Vice Mayor Roy A. Perkins, who represents Ward 6 and was one of the votes in favor of the ordinance in 2011, echoed Brooks, saying these businesses have had sufficient due process and adequate time to replace their signs. He said he will not support any type of special exception, such as the Strange Brew sign, because it is not fair to the rest of the businesses who have spent money on replacing their pole signs with monument signs over the last 10 years.
“The bottom line is, I’m going to vote for strict enforcement and strict compliance,” Perkins said. “… I am not going to support special exceptions, and it wouldn’t be fair. The best thing to do is if you have strict enforcement, that has the effect of treating everyone the same and equally.”

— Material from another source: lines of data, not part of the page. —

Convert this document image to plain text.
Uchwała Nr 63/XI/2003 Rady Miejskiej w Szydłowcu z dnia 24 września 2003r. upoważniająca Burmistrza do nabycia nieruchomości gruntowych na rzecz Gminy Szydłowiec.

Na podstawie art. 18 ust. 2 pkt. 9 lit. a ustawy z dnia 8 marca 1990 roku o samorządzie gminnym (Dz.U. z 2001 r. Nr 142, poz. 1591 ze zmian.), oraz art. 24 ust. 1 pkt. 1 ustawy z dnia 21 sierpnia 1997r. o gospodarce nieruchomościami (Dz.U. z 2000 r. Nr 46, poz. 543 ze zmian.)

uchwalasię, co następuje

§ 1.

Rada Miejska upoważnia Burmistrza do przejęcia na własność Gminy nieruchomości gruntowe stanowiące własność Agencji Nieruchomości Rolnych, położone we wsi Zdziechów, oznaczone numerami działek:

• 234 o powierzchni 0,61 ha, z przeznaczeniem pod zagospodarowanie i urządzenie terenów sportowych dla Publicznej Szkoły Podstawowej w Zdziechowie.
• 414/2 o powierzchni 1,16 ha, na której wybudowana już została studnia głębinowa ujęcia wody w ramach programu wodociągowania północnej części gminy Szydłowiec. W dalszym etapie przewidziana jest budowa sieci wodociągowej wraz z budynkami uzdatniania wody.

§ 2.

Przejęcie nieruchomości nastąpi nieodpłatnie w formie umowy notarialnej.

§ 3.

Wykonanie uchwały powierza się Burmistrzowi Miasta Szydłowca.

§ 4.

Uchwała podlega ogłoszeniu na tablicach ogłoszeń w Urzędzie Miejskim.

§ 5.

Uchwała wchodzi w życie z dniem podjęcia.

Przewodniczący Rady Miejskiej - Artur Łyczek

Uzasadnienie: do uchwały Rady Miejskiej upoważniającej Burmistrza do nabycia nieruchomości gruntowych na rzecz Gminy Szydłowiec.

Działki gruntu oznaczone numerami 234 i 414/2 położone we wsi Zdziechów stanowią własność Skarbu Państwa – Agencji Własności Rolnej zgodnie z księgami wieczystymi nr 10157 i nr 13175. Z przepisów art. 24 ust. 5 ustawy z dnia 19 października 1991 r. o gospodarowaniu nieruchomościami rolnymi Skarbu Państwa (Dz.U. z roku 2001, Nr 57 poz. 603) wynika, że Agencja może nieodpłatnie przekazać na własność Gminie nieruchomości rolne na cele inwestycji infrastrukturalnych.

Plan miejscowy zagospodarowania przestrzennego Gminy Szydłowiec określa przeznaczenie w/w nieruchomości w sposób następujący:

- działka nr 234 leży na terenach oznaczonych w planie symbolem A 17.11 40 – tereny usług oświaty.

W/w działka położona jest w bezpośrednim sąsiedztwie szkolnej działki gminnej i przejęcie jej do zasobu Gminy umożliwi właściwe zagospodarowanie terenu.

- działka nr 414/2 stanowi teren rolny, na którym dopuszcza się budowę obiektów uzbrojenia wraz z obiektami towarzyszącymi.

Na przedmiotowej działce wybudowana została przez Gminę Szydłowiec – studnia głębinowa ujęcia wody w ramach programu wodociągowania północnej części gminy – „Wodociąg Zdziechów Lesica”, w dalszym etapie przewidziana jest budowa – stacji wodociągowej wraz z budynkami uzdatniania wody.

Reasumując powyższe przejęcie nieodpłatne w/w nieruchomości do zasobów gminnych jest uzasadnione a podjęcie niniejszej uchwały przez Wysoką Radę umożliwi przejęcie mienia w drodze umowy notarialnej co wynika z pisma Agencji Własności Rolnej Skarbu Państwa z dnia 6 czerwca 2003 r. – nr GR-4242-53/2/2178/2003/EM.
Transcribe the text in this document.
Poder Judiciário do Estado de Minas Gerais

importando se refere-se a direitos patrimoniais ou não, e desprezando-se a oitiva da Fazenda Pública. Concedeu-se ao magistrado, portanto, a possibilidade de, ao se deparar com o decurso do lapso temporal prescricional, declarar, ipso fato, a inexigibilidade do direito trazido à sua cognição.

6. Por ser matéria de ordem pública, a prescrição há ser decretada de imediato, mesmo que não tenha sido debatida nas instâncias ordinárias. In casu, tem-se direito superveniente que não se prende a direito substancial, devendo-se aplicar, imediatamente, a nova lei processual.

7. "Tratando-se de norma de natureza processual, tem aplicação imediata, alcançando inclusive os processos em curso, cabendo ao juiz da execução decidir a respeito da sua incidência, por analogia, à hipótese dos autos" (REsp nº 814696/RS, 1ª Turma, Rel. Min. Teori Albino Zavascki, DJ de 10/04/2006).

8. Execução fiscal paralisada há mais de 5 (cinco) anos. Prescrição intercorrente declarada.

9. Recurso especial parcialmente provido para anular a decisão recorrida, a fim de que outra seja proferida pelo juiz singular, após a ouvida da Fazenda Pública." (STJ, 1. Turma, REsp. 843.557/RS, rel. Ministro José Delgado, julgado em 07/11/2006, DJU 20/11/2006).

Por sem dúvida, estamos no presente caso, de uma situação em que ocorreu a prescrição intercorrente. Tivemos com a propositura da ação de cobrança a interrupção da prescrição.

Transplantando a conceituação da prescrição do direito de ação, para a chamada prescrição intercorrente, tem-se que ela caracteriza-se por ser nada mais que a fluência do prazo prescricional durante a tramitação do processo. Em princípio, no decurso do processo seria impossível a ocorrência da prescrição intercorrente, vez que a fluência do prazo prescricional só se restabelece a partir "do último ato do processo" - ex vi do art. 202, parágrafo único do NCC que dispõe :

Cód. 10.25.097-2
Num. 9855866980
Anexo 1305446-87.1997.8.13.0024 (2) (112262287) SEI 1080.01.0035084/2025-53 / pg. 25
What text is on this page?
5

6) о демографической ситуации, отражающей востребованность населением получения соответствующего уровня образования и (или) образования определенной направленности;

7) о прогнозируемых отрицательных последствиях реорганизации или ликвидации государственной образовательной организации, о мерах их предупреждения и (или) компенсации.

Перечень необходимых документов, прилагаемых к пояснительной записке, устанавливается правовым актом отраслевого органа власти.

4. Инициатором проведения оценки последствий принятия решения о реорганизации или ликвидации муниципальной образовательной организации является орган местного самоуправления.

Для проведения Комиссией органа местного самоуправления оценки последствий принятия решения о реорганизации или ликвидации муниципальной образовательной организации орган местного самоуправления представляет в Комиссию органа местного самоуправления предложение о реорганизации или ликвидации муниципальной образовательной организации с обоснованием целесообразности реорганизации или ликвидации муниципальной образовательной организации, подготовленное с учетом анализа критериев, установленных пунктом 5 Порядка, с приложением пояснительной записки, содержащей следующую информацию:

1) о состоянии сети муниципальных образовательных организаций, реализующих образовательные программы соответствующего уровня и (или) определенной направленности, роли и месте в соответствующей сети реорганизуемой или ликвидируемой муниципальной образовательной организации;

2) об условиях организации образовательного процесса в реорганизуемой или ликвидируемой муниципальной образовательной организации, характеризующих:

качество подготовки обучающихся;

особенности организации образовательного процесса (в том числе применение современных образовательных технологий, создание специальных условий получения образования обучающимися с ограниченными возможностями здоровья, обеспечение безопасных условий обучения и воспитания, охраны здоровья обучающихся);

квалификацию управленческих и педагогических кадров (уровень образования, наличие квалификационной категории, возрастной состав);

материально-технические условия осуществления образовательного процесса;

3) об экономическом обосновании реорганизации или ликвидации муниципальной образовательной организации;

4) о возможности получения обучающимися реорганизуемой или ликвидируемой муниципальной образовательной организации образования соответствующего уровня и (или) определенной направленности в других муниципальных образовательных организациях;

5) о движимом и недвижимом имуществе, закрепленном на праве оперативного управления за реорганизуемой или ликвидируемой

Ward 1 Alderman Ben Carver, who voted against the ordinance in 2011, said he believes the board should rescind the ordinance and allow businesses to keep their current signs. While corporate chains and businesses may have the necessary money to fund new signs, he said this ordinance could financially hurt small stores and “mom-and-pop shops” due to rising prices over the past year and a half due to COVID-19.
“I think we should take the necessary time and have (board attorney Chris Latimer) draft something to not enact this sign ordinance,” Carver said. “It’s not detrimental to anything. Signs are why we’re called ‘StarkVegas’ — the college town atmosphere along with the high signs.”
Ward 3 Alderman Jeffrey Rupp and Ward 5 Alderman Hamp Beatty both told The Dispatch they are in favor of keeping the ordinance as it stands. Ward 2 Alderman Sandra Sistrunk, who voted in favor of the ordinance in 2011, and Ward 7 Alderman Henry Vaughn, who voted against it, did not respond to calls by press time.